RAQBI also quickly discovered camel racing tech didn’t require much engineering prowess. Camel owners told the research team that they didn’t need intelligent robots or high-spec hardware, but a simple, streamlined design. RAQBI robots were made by affixing a remote-controlled motorized whip to an aluminum frame. The remotes were repurposed automobile key fobs: press lock to hit the frontside of the camel and unlock to hit the back. The whip’s motor was stripped from a DEWALT 12V drill. A two-way radio speaker was also embedded in the robot, so trainers could speak to their camels, shouting commands from handheld receivers as they speed along the desert tracks in fleets of white SUVs.

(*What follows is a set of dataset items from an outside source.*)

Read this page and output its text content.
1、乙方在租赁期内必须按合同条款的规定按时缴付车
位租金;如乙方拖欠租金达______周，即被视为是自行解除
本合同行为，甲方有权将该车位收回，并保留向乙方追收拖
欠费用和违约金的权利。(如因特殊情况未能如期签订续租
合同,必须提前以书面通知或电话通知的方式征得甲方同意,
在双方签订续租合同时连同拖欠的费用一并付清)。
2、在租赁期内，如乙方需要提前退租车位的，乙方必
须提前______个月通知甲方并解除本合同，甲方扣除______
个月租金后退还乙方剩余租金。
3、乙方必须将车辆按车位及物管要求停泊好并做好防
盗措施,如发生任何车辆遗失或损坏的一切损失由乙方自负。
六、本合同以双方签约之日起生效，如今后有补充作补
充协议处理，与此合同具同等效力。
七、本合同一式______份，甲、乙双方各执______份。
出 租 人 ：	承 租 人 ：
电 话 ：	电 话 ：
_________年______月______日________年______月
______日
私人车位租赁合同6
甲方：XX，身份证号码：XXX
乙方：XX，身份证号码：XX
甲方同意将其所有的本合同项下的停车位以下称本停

Maruff says he’s proud of his team’s methodology — engineering rooted in simplification and an understanding of the local tradition — to research, study and adapt the product to what would be most accepted. All designs developed by the RAQBI team were affordable and easy to replicate; they even exposed the circuitry for curious imitators. “Any electronics technician can make this,” Maruff said. Within months, camel owners across the Gulf hired engineers to build their own version of RAQBI’s designs. “It was not just in Qatar, not just one team, but all over the GCC [Gulf Cooperation Council] over a short period of time,” he said. “It was amazing: we never expected that kind of reach.”

RAQBI’s robots did not eliminate child exploitation from the sport. In 2010, the nonprofit Anti-Slavery International documented the use of underage jockeys at a heritage festival in the UAE. Today, countries in North Africa that largely conduct races outside the professional circuit are only just beginning to swap out human jockeys. Egypt, for example, is planning to phase out child jockeys by the end of 2020. But over the past decade, Saudi Arabia and the UAE have cleaned up the image of a sport once tainted with human rights abuses — camel racing now has more established fandoms, professional analysts, and million-dollar winnings. Robot jockeys are now prevalent in professional leagues across the region, a credit to unrelenting advocacy work and the impact-driven engineering of RAQBI.

Maruff’s time studying the dynamics of camel jockeying was brief. His career since RAQBI took him far from robotics, into financial consulting and software development, from Doha to Chennai and back to Doha again. But he still loves to reminisce about his jockey days, work he considers part of his legacy.

“I’m very proud talking about this,” said the accidental father of modern camel racing robots. “I feel this is a lifetime achievement.”